“China, Taiwan: do not use ‘Taiwan.’ This area is considered, within the United Nations system, as a province of China, under the jurisdiction of the Chinese government in Beijing. In general, if it is mentioned, it should be referred to as ‘Taiwan, China.’ The expression ‘Chinese Taipei’ should only be used for the list of participants, summary records and similar documents of World Health Assemblies to which that entity is invited as an observer.”
So read a leaked WHO internal policy statement, which affirmed the denigration of Taiwan’s status at the global health body.
Anyone who takes pride in being Taiwanese and identifies with the Republic of China (ROC) would naturally be infuriated by this blatant disrespect of the country’s dignity. One would think President Ma Ying-jeou (馬英九) would take the insult even harder, as he is the head of state and is supposed to represent the ROC’s sovereignty as stipulated in the Constitution. But no. Since disclosure of the “WHO house style” on Tuesday, not much opposition has been heard from the Presidential Office.

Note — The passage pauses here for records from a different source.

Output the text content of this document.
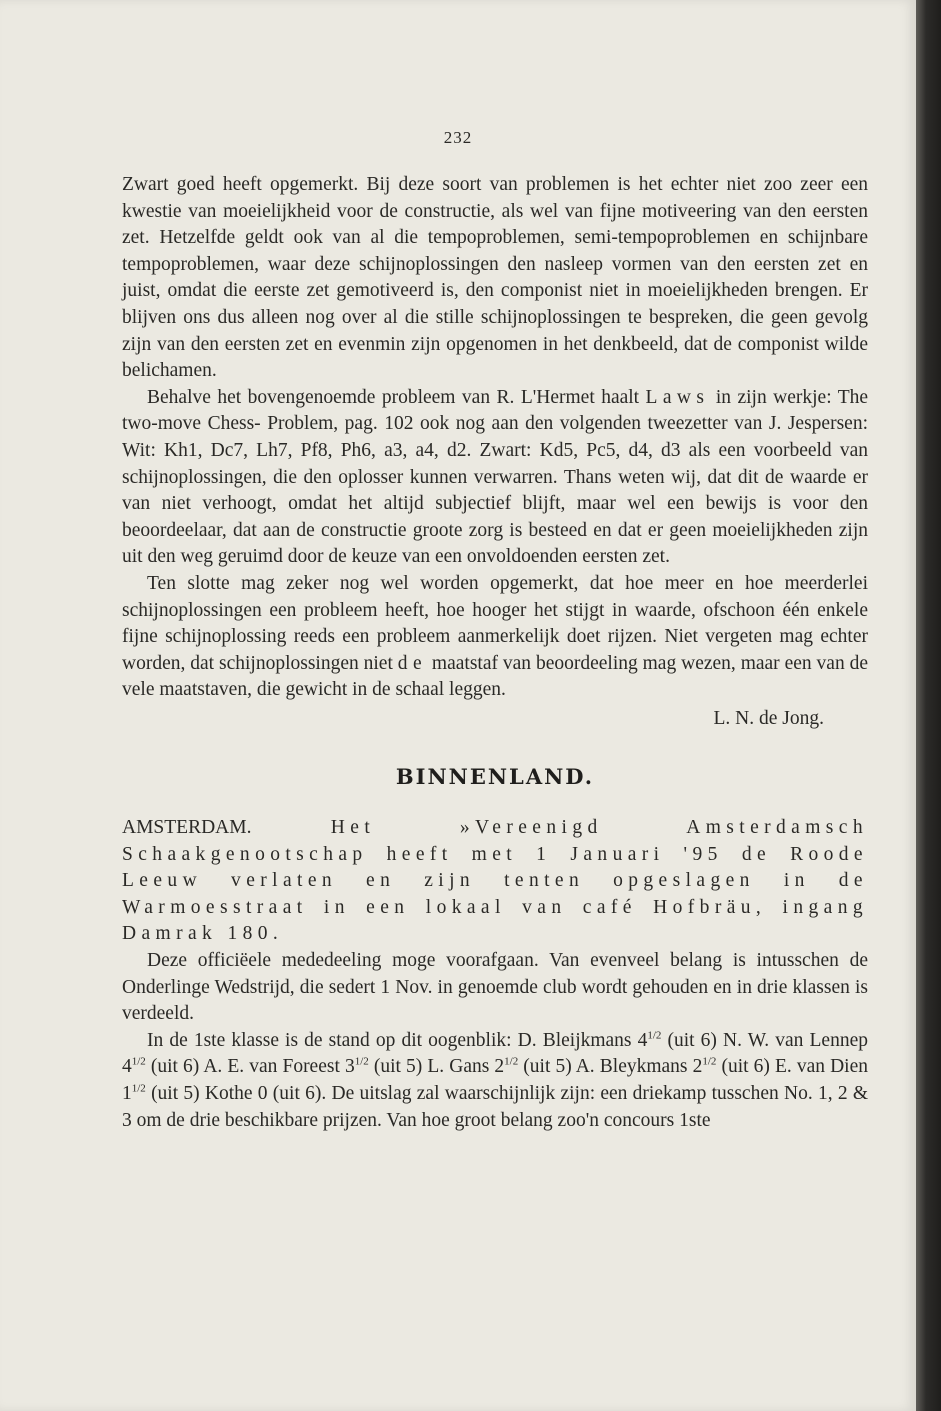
232

Zwart goed heeft opgemerkt. Bij deze soort van problemen is het echter niet zoo zeer een kwestie van moeielijkheid voor de constructie, als wel van fijne motiveering van den eersten zet. Hetzelfde geldt ook van al die tempoproblemen, semi-tempoproblemen en schijnbare tempoproblemen, waar deze schijnoplossingen den nasleep vormen van den eersten zet en juist, omdat die eerste zet gemotiveerd is, den componist niet in moeielijkheden brengen. Er blijven ons dus alleen nog over al die stille schijnoplossingen te bespreken, die geen gevolg zijn van den eersten zet en evenmin zijn opgenomen in het denkbeeld, dat de componist wilde belichamen.

Behalve het bovengenoemde probleem van R. L'Hermet haalt Laws in zijn werkje: The two-move Chess- Problem, pag. 102 ook nog aan den volgenden tweezetter van J. Jespersen: Wit: Kh1, Dc7, Lh7, Pf8, Ph6, a3, a4, d2. Zwart: Kd5, Pc5, d4, d3 als een voorbeeld van schijnoplossingen, die den oplosser kunnen verwarren. Thans weten wij, dat dit de waarde er van niet verhoogt, omdat het altijd subjectief blijft, maar wel een bewijs is voor den beoordeelaar, dat aan de constructie groote zorg is besteed en dat er geen moeielijkheden zijn uit den weg geruimd door de keuze van een onvoldoenden eersten zet.

Ten slotte mag zeker nog wel worden opgemerkt, dat hoe meer en hoe meerderlei schijnoplossingen een probleem heeft, hoe hooger het stijgt in waarde, ofschoon één enkele fijne schijnoplossing reeds een probleem aanmerkelijk doet rijzen. Niet vergeten mag echter worden, dat schijnoplossingen niet de maatstaf van beoordeeling mag wezen, maar een van de vele maatstaven, die gewicht in de schaal leggen.

L. N. de Jong.
BINNENLAND.

AMSTERDAM.	Het »Vereenigd Amsterdamsch Schaakgenootschap heeft met 1 Januari '95 de Roode Leeuw verlaten en zijn tenten opgeslagen in de Warmoesstraat in een lokaal van café Hofbräu, ingang Damrak 180.

Deze officiëele mededeeling moge voorafgaan. Van evenveel belang is intusschen de Onderlinge Wedstrijd, die sedert 1 Nov. in genoemde club wordt gehouden en in drie klassen is verdeeld.

In de 1ste klasse is de stand op dit oogenblik: D. Bleijkmans $4^{1/2}$ (uit 6) N. W. van Lennep $4^{1/2}$ (uit 6) A. E. van Foreest $3^{1/2}$ (uit 5) L. Gans $2^{1/2}$ (uit 5) A. Bleykmans $2^{1/2}$ (uit 6) E. van Dien $1^{1/2}$ (uit 5) Kothe 0 (uit 6). De uitslag zal waarschijnlijk zijn: een driekamp tusschen No. 1, 2 & 3 om de drie beschikbare prijzen. Van hoe groot belang zoo'n concours 1ste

Last week, Ma shook his fist as he spoke of safeguarding Taiwan’s dignity in the face of the WHO name row. His seeming determination, however, failed miserably to materialize. Not only did Department of Health Minister Chiu Wen-ta (邱文達) refrain from voicing an oral protest during his five-minute speech at the World Health Assembly (WHA), the so-called protest letter Chiu delivered to the WHO avoided asserting the ROC’s sovereignty. Chiu’s performance warrants mention only for how pathetic it was: He belittled Taiwan and his own official status in the letter by referring to himself as “Minister of Department of Health, Chinese Taipei.”

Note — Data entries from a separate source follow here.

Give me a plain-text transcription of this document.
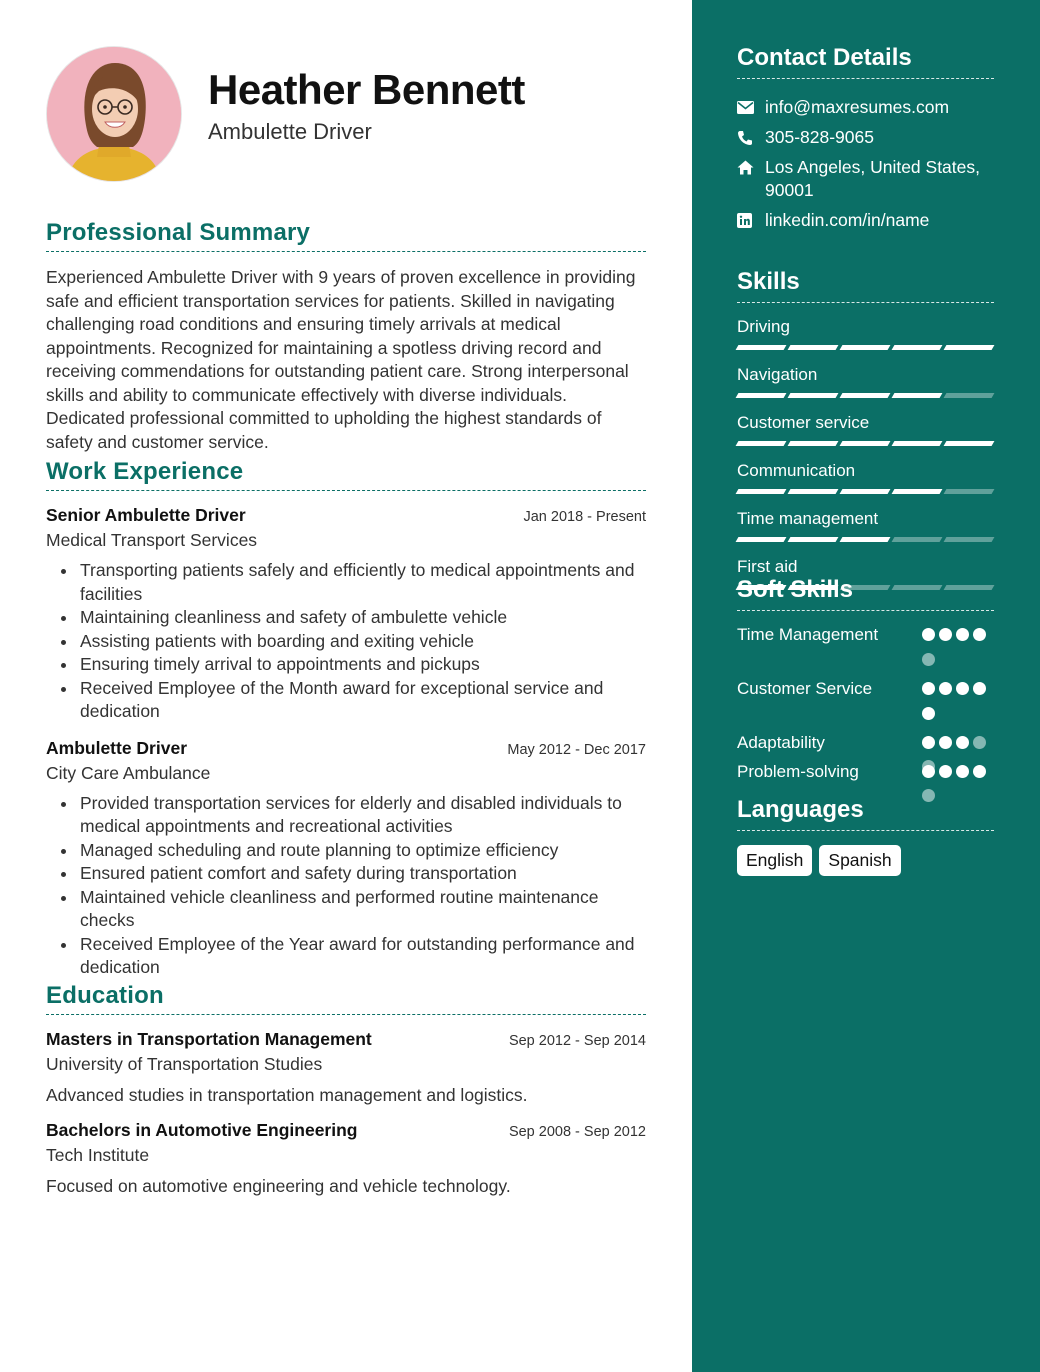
Heather Bennett
Ambulette Driver
Professional Summary
Experienced Ambulette Driver with 9 years of proven excellence in providing safe and efficient transportation services for patients. Skilled in navigating challenging road conditions and ensuring timely arrivals at medical appointments. Recognized for maintaining a spotless driving record and receiving commendations for outstanding patient care. Strong interpersonal skills and ability to communicate effectively with diverse individuals. Dedicated professional committed to upholding the highest standards of safety and customer service.
Work Experience
Senior Ambulette Driver	Jan 2018 - Present
Medical Transport Services
• Transporting patients safely and efficiently to medical appointments and facilities
• Maintaining cleanliness and safety of ambulette vehicle
• Assisting patients with boarding and exiting vehicle
• Ensuring timely arrival to appointments and pickups
• Received Employee of the Month award for exceptional service and dedication
Ambulette Driver	May 2012 - Dec 2017
City Care Ambulance
• Provided transportation services for elderly and disabled individuals to medical appointments and recreational activities
• Managed scheduling and route planning to optimize efficiency
• Ensured patient comfort and safety during transportation
• Maintained vehicle cleanliness and performed routine maintenance checks
• Received Employee of the Year award for outstanding performance and dedication
Education
Masters in Transportation Management	Sep 2012 - Sep 2014
University of Transportation Studies
Advanced studies in transportation management and logistics.
Bachelors in Automotive Engineering	Sep 2008 - Sep 2012
Tech Institute
Focused on automotive engineering and vehicle technology.
Contact Details
info@maxresumes.com
305-828-9065
Los Angeles, United States, 90001
linkedin.com/in/name
Skills
Driving
Navigation
Customer service
Communication
Time management
First aid
Soft Skills
Time Management
Customer Service
Adaptability
Problem-solving
Languages
English	Spanish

If Ma is determined to safeguard the nation’s dignity, he could instruct Chiu to hold up a placard that reads “under protest” during his WHA attendance as an observer, but, pitifully, he did not. Ma could also have directed Chiu to seize the opportunity by holding an international press conference on the sidelines of the WHA to make Taiwan’s stance on the name dispute known to all internationally. Again, however, Ma did not. So much for trumpeting the ROC’s sovereignty in his speeches and clamoring for the ROC centennial celebrations this year. Now that the time has come for the president to toughen up and assert the nation’s dignity and sovereignty, a wimpy response is all we see.
As a further example of Ma’s superficiality, the president, seeking re-election, has decided to name his campaign headquarters “Taiwan Cheers, Great! (台灣加油, 讚!)” and form a legion of campaign groups called “Taiwan cheer teams (台灣加油隊).”
The striking difference in how Ma and his administration deal with the sovereignty issue at home and abroad leads many to wonder whether the protest letter he sent to the WHO was just a part of his political playacting, and whether he is taking Taiwanese for fools.
Saying that Taiwanese feel flabbergasted is an understatement when describing the extent to which the Ma administration has misled its own people while wimping out on the international stage when it comes to asserting the nation’s dignity.